Before trial, the parties entered into a stipulation in which petitioner conceded unreported gross receipts of $20,423, $69,960, and $20,983 for 2012, 2013, and 2014, respectively. Petitioner also conceded the disallowance of deductions for unsubstantiated insurance, taxes and licenses, office expenses, repairs and maintenance, utilities, mortgage interest, car and truck expenses, depreciation and business use of the home, and other expenses reported on his returns for the years in issue. The disallowed and conceded deductions exceeded $29,000 for 2012, $14,000 for 2013, and $24,000 for 2014.
The omitted income and disallowed deductions resulted in an underpayment attributable to a substantial understatement of income tax for each year, the precise amounts of which will require computations under Rule 155.
The fraud penalty is a civil sanction provided primarily as a safeguard for the protection of the revenue and to reimburse the Government for the heavy [*6] expense of investigation and the loss resulting from the taxpayer’s fraud. See Helvering v. Mitchell , 303 U.S. 391, 401 (1938). The Commissioner has the burden of proving fraud by clear and convincing evidence. Sec. 7454(a); Rule 142(b).
To impose the 75% penalty provided by section 6663, the Commissioner has the burden of proving for each relevant year (1) an underpayment of tax and (2) that the underpayment was due to fraud. See, e.g. , May v. Commissioner , 137 T.C. 147 (2011), aff’d per order , 2013 WL 1352477 (6th Cir. Feb. 19, 2013); Sadler v. Commissioner , 113 T.C. 99, 102 (1999); Parks v. Commissioner , 94 T.C. 654, 660-661 (1990). The latter burden is met if it is shown that the taxpayer intended to evade taxes known to be owing by conduct intended to conceal, mislead, or otherwise prevent the collection of such taxes. DiLeo v. Commissioner , 96 T.C. 858, 874 (1991), aff’d , 959 F.2d 16 (2d Cir. 1992).

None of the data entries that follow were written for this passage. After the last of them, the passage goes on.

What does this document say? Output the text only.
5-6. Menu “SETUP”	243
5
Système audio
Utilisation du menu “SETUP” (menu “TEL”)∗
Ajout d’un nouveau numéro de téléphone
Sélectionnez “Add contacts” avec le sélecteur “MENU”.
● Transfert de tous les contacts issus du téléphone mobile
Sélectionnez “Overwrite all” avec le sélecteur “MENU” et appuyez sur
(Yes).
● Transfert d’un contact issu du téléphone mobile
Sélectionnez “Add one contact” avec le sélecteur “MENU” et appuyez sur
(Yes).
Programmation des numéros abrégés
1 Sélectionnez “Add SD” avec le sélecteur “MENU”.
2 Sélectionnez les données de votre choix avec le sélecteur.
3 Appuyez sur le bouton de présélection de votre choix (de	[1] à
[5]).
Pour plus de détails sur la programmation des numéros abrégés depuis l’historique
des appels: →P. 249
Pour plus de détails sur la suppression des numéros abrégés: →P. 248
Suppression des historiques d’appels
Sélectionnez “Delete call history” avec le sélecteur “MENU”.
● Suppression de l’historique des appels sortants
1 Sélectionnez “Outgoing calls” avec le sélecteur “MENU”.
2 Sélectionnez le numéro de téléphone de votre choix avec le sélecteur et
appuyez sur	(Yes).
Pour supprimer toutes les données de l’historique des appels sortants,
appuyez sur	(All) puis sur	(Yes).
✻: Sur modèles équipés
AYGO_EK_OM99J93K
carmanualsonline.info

Petitioner has conceded unreported income and the disallowance of substantial Schedule C deductions for each year. Respondent’s burden of proving the underpayments for each year thus has been met.
As to respondent’s second burden, fraud may be proven by circumstantial evidence, and the taxpayer’s entire course of conduct may establish the requisite fraudulent intent. Rowlee v. Commissioner , 80 T.C. 1111, 1123 (1983). In [*7] determining whether petitioner’s underpayment was due to fraud, we apply long-recognized “badges of fraud” evolved from cases analyzing section 6663 or former section 6653(b)(1). See, e.g. , Niedringhaus v. Commissioner , 99 T.C. 202, 211 (1992); see also Bradford v. Commissioner , 796 F.2d 303, 308 (9th Cir. 1986), aff’g T.C. Memo. 1984-601. Badges of fraud include (but are not limited to) a pattern of understated income, inadequate records, implausible or inconsistent explanations of behavior, concealing assets, failure to cooperate with tax authorities, filing of false documents, and lack of credibility. Bradford v. Commissioner , 796 F.2d at 307; Toussaint v. Commissioner , 743 F.2d 309, 312 (5th Cir. 1984), aff’g T.C. Memo. 1984-25. Misstatements during an audit, even by an unsophisticated taxpayer, may support a finding of fraud. See, e.g. , Ruark v. Commissioner , 449 F.2d 311 (9th Cir. 1971), aff’g T.C. Memo. 1969-48. Petitioner’s education and experience may be considered in determining whether he acted with fraudulent intent. See Scallen v. Commissioner , 877 F.2d 1364, 1370-1371 (8th Cir. 1989), aff’g T.C. Memo. 1987-412; Solomon v. Commissioner , 732 F.2d 1459, 1461 (6th Cir. 1984), aff’g T.C. Memo. 1982-603; Wright v. Commissioner , T.C. Memo. 2000-336, slip op. at 14.